Assuming you are applying next Fall:
- Read online articles from news and magazine sources. Bookmark them and read a bunch every day. It doesn't matter what the content is, as long as its in English and not a blog or some media source which doesn't have professional editor. The Economist
, BusinessWeek, Washington Post, The Onion, HuffPost, AskMen, chick stuff, whatever. Read a bunch of articles every day on any topical online sources which are of interest to you.
- Do the same thing with books if you like. Fiction or non-fiction. Haven't read much but want to read something that makes you laugh? Go get any one of P.G. Wodehouse's books - anything in the Uncle Fred series is great. You'll keep entertained. If you run across a word or phrase which doesn't make sense, look it up. Or start reading romance novels if you're a girl; every girl I know seems to be addicted to them.
Probably says more about me than them.
- Write short stories in English or start a blog and make a post every day on it on anything
you like.

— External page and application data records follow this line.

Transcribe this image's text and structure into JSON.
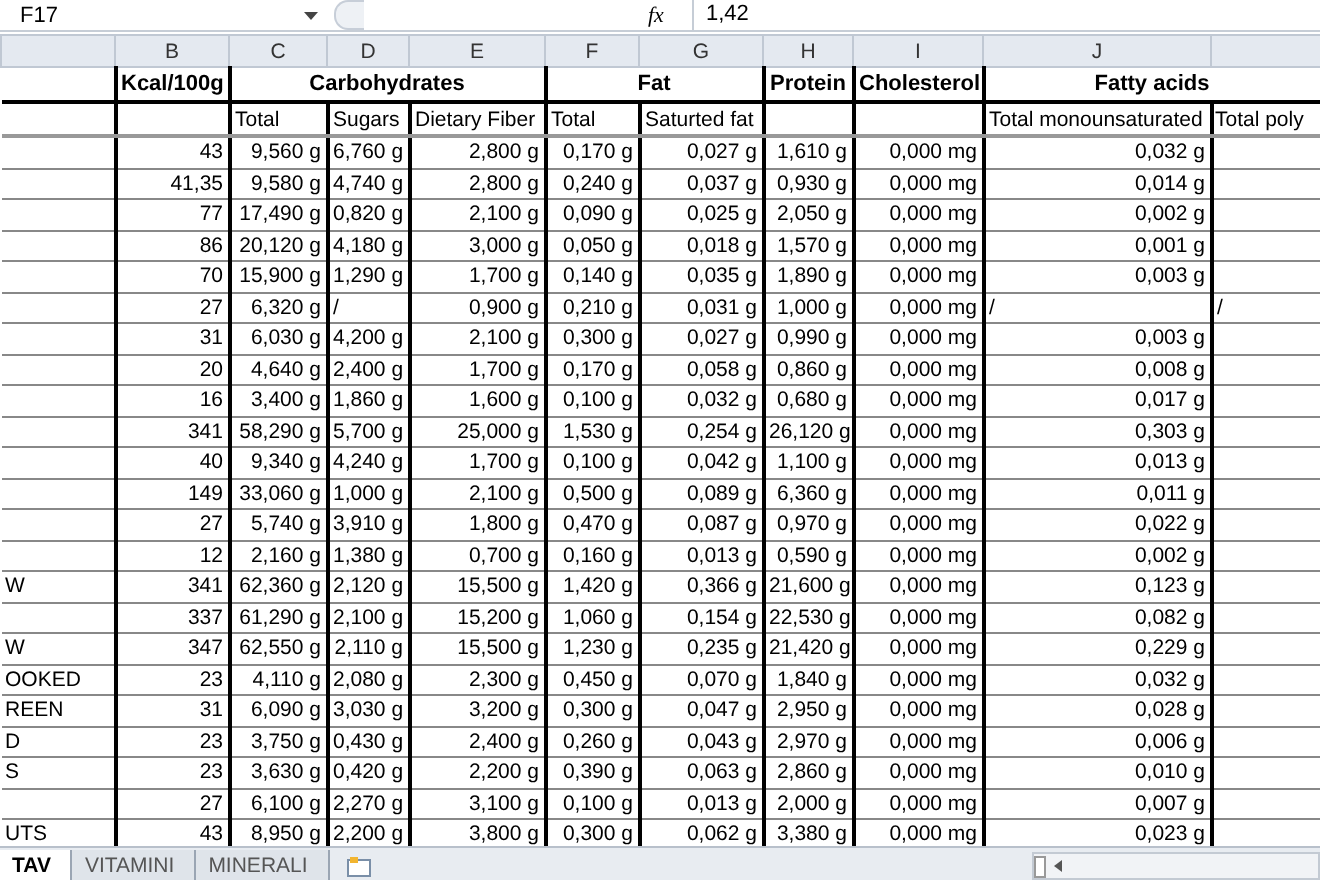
{
  "formula_bar": {
    "name_box": "F17",
    "fx": "fx",
    "value": "1,42"
  },
  "header_groups": [
    {
      "title": "Kcal/100g",
      "columns": [
        {
          "letter": "B"
        }
      ]
    },
    {
      "title": "Carbohydrates",
      "columns": [
        {
          "letter": "C",
          "subtitle": "Total"
        },
        {
          "letter": "D",
          "subtitle": "Sugars"
        },
        {
          "letter": "E",
          "subtitle": "Dietary Fiber"
        }
      ]
    },
    {
      "title": "Fat",
      "columns": [
        {
          "letter": "F",
          "subtitle": "Total"
        },
        {
          "letter": "G",
          "subtitle": "Saturted fat"
        }
      ]
    },
    {
      "title": "Protein",
      "columns": [
        {
          "letter": "H"
        }
      ]
    },
    {
      "title": "Cholesterol",
      "columns": [
        {
          "letter": "I"
        }
      ]
    },
    {
      "title": "Fatty acids",
      "columns": [
        {
          "letter": "J",
          "subtitle": "Total monounsaturated"
        },
        {
          "subtitle": "Total poly"
        }
      ]
    }
  ],
  "rows": [
    {
      "values": [
        "43",
        "9,560 g",
        "6,760 g",
        "2,800 g",
        "0,170 g",
        "0,027 g",
        "1,610 g",
        "0,000 mg",
        "0,032 g"
      ]
    },
    {
      "values": [
        "41,35",
        "9,580 g",
        "4,740 g",
        "2,800 g",
        "0,240 g",
        "0,037 g",
        "0,930 g",
        "0,000 mg",
        "0,014 g"
      ]
    },
    {
      "values": [
        "77",
        "17,490 g",
        "0,820 g",
        "2,100 g",
        "0,090 g",
        "0,025 g",
        "2,050 g",
        "0,000 mg",
        "0,002 g"
      ]
    },
    {
      "values": [
        "86",
        "20,120 g",
        "4,180 g",
        "3,000 g",
        "0,050 g",
        "0,018 g",
        "1,570 g",
        "0,000 mg",
        "0,001 g"
      ]
    },
    {
      "values": [
        "70",
        "15,900 g",
        "1,290 g",
        "1,700 g",
        "0,140 g",
        "0,035 g",
        "1,890 g",
        "0,000 mg",
        "0,003 g"
      ]
    },
    {
      "values": [
        "27",
        "6,320 g",
        "/",
        "0,900 g",
        "0,210 g",
        "0,031 g",
        "1,000 g",
        "0,000 mg",
        "/",
        "/"
      ]
    },
    {
      "values": [
        "31",
        "6,030 g",
        "4,200 g",
        "2,100 g",
        "0,300 g",
        "0,027 g",
        "0,990 g",
        "0,000 mg",
        "0,003 g"
      ]
    },
    {
      "values": [
        "20",
        "4,640 g",
        "2,400 g",
        "1,700 g",
        "0,170 g",
        "0,058 g",
        "0,860 g",
        "0,000 mg",
        "0,008 g"
      ]
    },
    {
      "values": [
        "16",
        "3,400 g",
        "1,860 g",
        "1,600 g",
        "0,100 g",
        "0,032 g",
        "0,680 g",
        "0,000 mg",
        "0,017 g"
      ]
    },
    {
      "values": [
        "341",
        "58,290 g",
        "5,700 g",
        "25,000 g",
        "1,530 g",
        "0,254 g",
        "26,120 g",
        "0,000 mg",
        "0,303 g"
      ]
    },
    {
      "values": [
        "40",
        "9,340 g",
        "4,240 g",
        "1,700 g",
        "0,100 g",
        "0,042 g",
        "1,100 g",
        "0,000 mg",
        "0,013 g"
      ]
    },
    {
      "values": [
        "149",
        "33,060 g",
        "1,000 g",
        "2,100 g",
        "0,500 g",
        "0,089 g",
        "6,360 g",
        "0,000 mg",
        "0,011 g"
      ]
    },
    {
      "values": [
        "27",
        "5,740 g",
        "3,910 g",
        "1,800 g",
        "0,470 g",
        "0,087 g",
        "0,970 g",
        "0,000 mg",
        "0,022 g"
      ]
    },
    {
      "values": [
        "12",
        "2,160 g",
        "1,380 g",
        "0,700 g",
        "0,160 g",
        "0,013 g",
        "0,590 g",
        "0,000 mg",
        "0,002 g"
      ]
    },
    {
      "label": "W",
      "values": [
        "341",
        "62,360 g",
        "2,120 g",
        "15,500 g",
        "1,420 g",
        "0,366 g",
        "21,600 g",
        "0,000 mg",
        "0,123 g"
      ]
    },
    {
      "values": [
        "337",
        "61,290 g",
        "2,100 g",
        "15,200 g",
        "1,060 g",
        "0,154 g",
        "22,530 g",
        "0,000 mg",
        "0,082 g"
      ]
    },
    {
      "label": "W",
      "values": [
        "347",
        "62,550 g",
        "2,110 g",
        "15,500 g",
        "1,230 g",
        "0,235 g",
        "21,420 g",
        "0,000 mg",
        "0,229 g"
      ]
    },
    {
      "label": "OOKED",
      "values": [
        "23",
        "4,110 g",
        "2,080 g",
        "2,300 g",
        "0,450 g",
        "0,070 g",
        "1,840 g",
        "0,000 mg",
        "0,032 g"
      ]
    },
    {
      "label": "REEN",
      "values": [
        "31",
        "6,090 g",
        "3,030 g",
        "3,200 g",
        "0,300 g",
        "0,047 g",
        "2,950 g",
        "0,000 mg",
        "0,028 g"
      ]
    },
    {
      "label": "D",
      "values": [
        "23",
        "3,750 g",
        "0,430 g",
        "2,400 g",
        "0,260 g",
        "0,043 g",
        "2,970 g",
        "0,000 mg",
        "0,006 g"
      ]
    },
    {
      "label": "S",
      "values": [
        "23",
        "3,630 g",
        "0,420 g",
        "2,200 g",
        "0,390 g",
        "0,063 g",
        "2,860 g",
        "0,000 mg",
        "0,010 g"
      ]
    },
    {
      "values": [
        "27",
        "6,100 g",
        "2,270 g",
        "3,100 g",
        "0,100 g",
        "0,013 g",
        "2,000 g",
        "0,000 mg",
        "0,007 g"
      ]
    },
    {
      "label": "UTS",
      "values": [
        "43",
        "8,950 g",
        "2,200 g",
        "3,800 g",
        "0,300 g",
        "0,062 g",
        "3,380 g",
        "0,000 mg",
        "0,023 g"
      ]
    }
  ],
  "sheet_tabs": [
    {
      "label": "TAV",
      "selected": true
    },
    {
      "label": "VITAMINI",
      "selected": false
    },
    {
      "label": "MINERALI",
      "selected": false
    }
  ]
}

Weather, varieties of kittens, cartoons, whatever you like.
Do these everyday for 2-3 hours for 6 months and you'll be amazed how dramatically improved your English is, even though at the start on a day-to-day basis you may feel you're not improving or not by enough.

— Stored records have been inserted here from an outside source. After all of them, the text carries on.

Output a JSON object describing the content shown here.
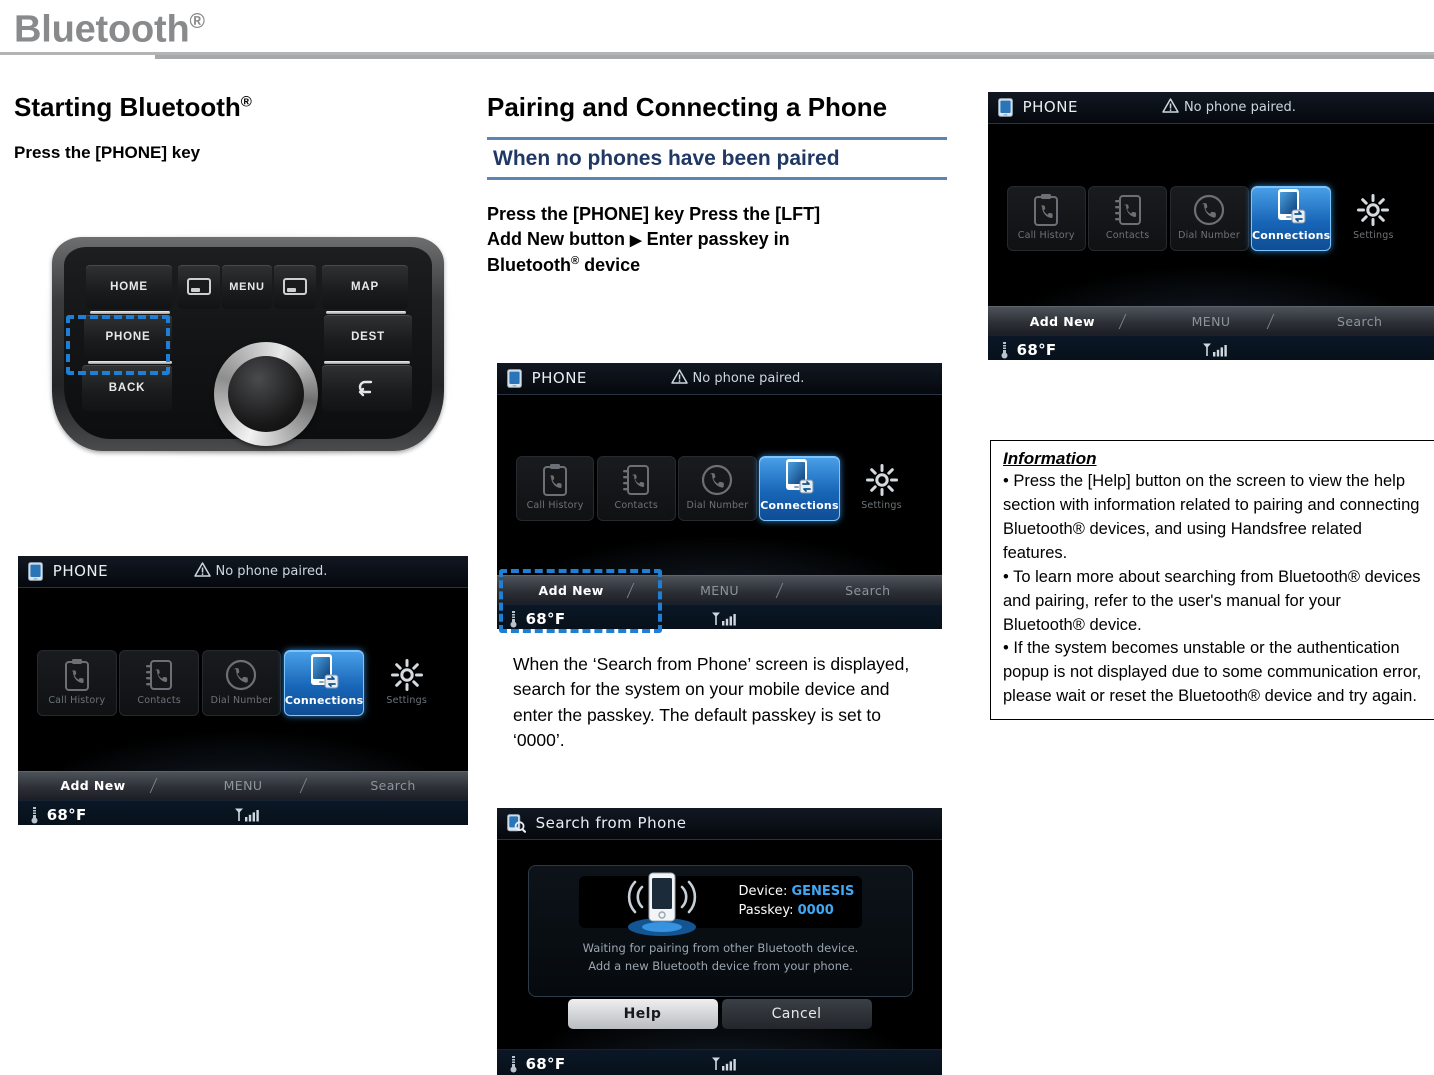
{
  "header": {
    "title": "Bluetooth",
    "reg": "®"
  },
  "left": {
    "heading": "Starting Bluetooth",
    "heading_reg": "®",
    "note": "Press the [PHONE] key",
    "car_panel": {
      "buttons": [
        {
          "label": "HOME",
          "name": "home-button"
        },
        {
          "label": "PHONE",
          "name": "phone-button",
          "highlighted": true
        },
        {
          "label": "BACK",
          "name": "back-button"
        },
        {
          "label": "MENU",
          "name": "menu-button"
        },
        {
          "label": "MAP",
          "name": "map-button"
        },
        {
          "label": "DEST",
          "name": "dest-button"
        }
      ],
      "highlight_color": "#1f7fd4"
    }
  },
  "middle": {
    "heading": "Pairing and Connecting a Phone",
    "section": "When no phones have been paired",
    "section_color": "#1f3864",
    "rule_color": "#5b85b5",
    "steps": "Press the [PHONE] key Press the [LFT] Add New button ▶ Enter passkey in Bluetooth® device",
    "steps_line1": "Press the [PHONE] key Press the [LFT]",
    "steps_line2a": "Add New button",
    "steps_arrow": "▶",
    "steps_line2b": "Enter passkey in",
    "steps_line3": "Bluetooth",
    "steps_line3_reg": "®",
    "steps_line3b": " device",
    "paragraph": "When the ‘Search from Phone’ screen is displayed, search for the system on your mobile device and enter the passkey. The default passkey is set to ‘0000’."
  },
  "right": {
    "info": {
      "title": "Information",
      "bullets": [
        "• Press the [Help] button on the screen to view the help section with information related to pairing and connecting Bluetooth® devices, and using Handsfree related features.",
        "• To learn more about searching from Bluetooth® devices and pairing, refer to the user's manual for your Bluetooth® device.",
        "• If the system becomes unstable or the authentication popup is not displayed due to some communication error, please wait or reset the Bluetooth® device and try again."
      ]
    }
  },
  "phone_screen": {
    "title": "PHONE",
    "warning": "No phone paired.",
    "tiles": [
      {
        "label": "Call History",
        "icon": "call-history-icon",
        "selected": false
      },
      {
        "label": "Contacts",
        "icon": "contacts-icon",
        "selected": false
      },
      {
        "label": "Dial Number",
        "icon": "dial-number-icon",
        "selected": false
      },
      {
        "label": "Connections",
        "icon": "connections-icon",
        "selected": true
      },
      {
        "label": "Settings",
        "icon": "settings-gear-icon",
        "selected": false
      }
    ],
    "softkeys": [
      {
        "label": "Add New",
        "active": true
      },
      {
        "label": "MENU",
        "active": false
      },
      {
        "label": "Search",
        "active": false
      }
    ],
    "status": {
      "temperature": "68°F",
      "signal": "signal-bars-icon"
    }
  },
  "search_screen": {
    "title": "Search from Phone",
    "device_label": "Device:",
    "device_value": "GENESIS",
    "passkey_label": "Passkey:",
    "passkey_value": "0000",
    "wait_line1": "Waiting for pairing from other Bluetooth device.",
    "wait_line2": "Add a new Bluetooth device from your phone.",
    "buttons": [
      {
        "label": "Help",
        "primary": true
      },
      {
        "label": "Cancel",
        "primary": false
      }
    ],
    "status": {
      "temperature": "68°F"
    }
  }
}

Reading a lot is important for those not comfortable with English because:
1] This will help you more than anything on RC
2] SC relies on having an 'ear' for English, with high level rules used to 'close the gap' to the tight solution. it isn't possible to memorize every possible rule of the English language and apply them in 1:30 to a problem. You can go about memorizing idioms and such (I haven't and am not going to), but unless you have an ear for grammar, you'll struggle on the medium-hard questions. The only way to get an ear is to read lots.

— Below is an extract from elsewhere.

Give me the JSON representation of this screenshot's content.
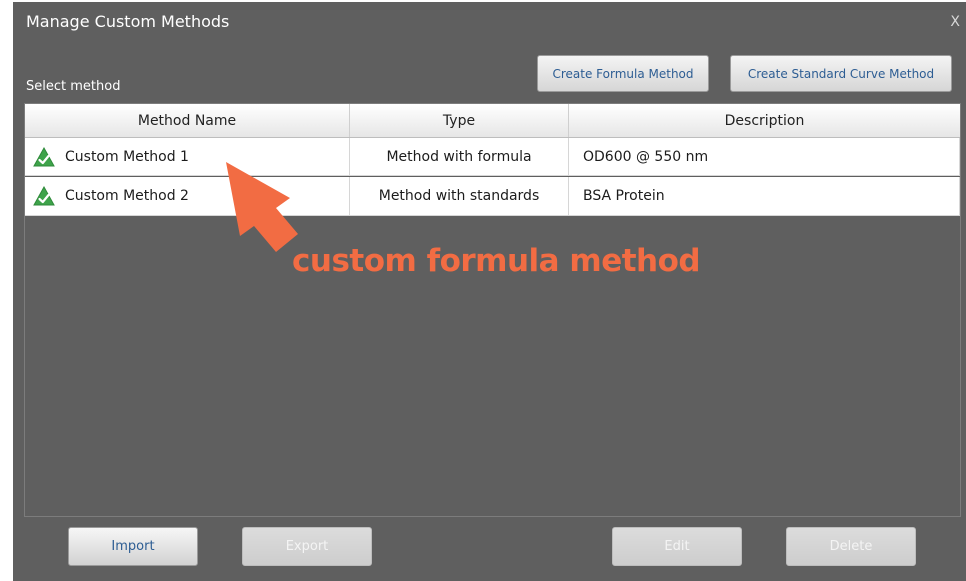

3] CR is about logic, not grammar, but you still need to have a decent grammar to clearly make out the logical connections between statements and their validity.
Read like a typhoon for a few month and then look over these forums for GMAT specific book suggestions. I wouldn't
go straight to the CR and SC books people suggest to master for a 700+ score before you get a fluency for grammar. The best way to do that is by reading a lot, not memorizing a thousand rules.
So an example of your plan would be:
A] Read like crazy any
material in English: 4-6 months. Say Dec - Mar. If you start with GMAT material right now you will cause yourself a lot of frustration and despair, especially if you want a 700+ with below-average (compared to native or native-like English readers) overall English comprehension.
B] Start GMAT prep in April. Take the free MGMAT Test. Depending on your score grab the appropriate materials out of stickied threads.
C] Take the GMAT in June. Start working on Essays etc.
D] In case something goes wrong, you happen to be sick or get the nerves on test day, you can take the GMAT again in July.
Disclaimer: I haven't taken the GMAT yet myself, so take this for whatever its worth. If someone comes around with a 750+ score in their profile, take their advice more seriously than mine.
The only ability the GMAT is an indicator of...is the ability to do well on the GMAT.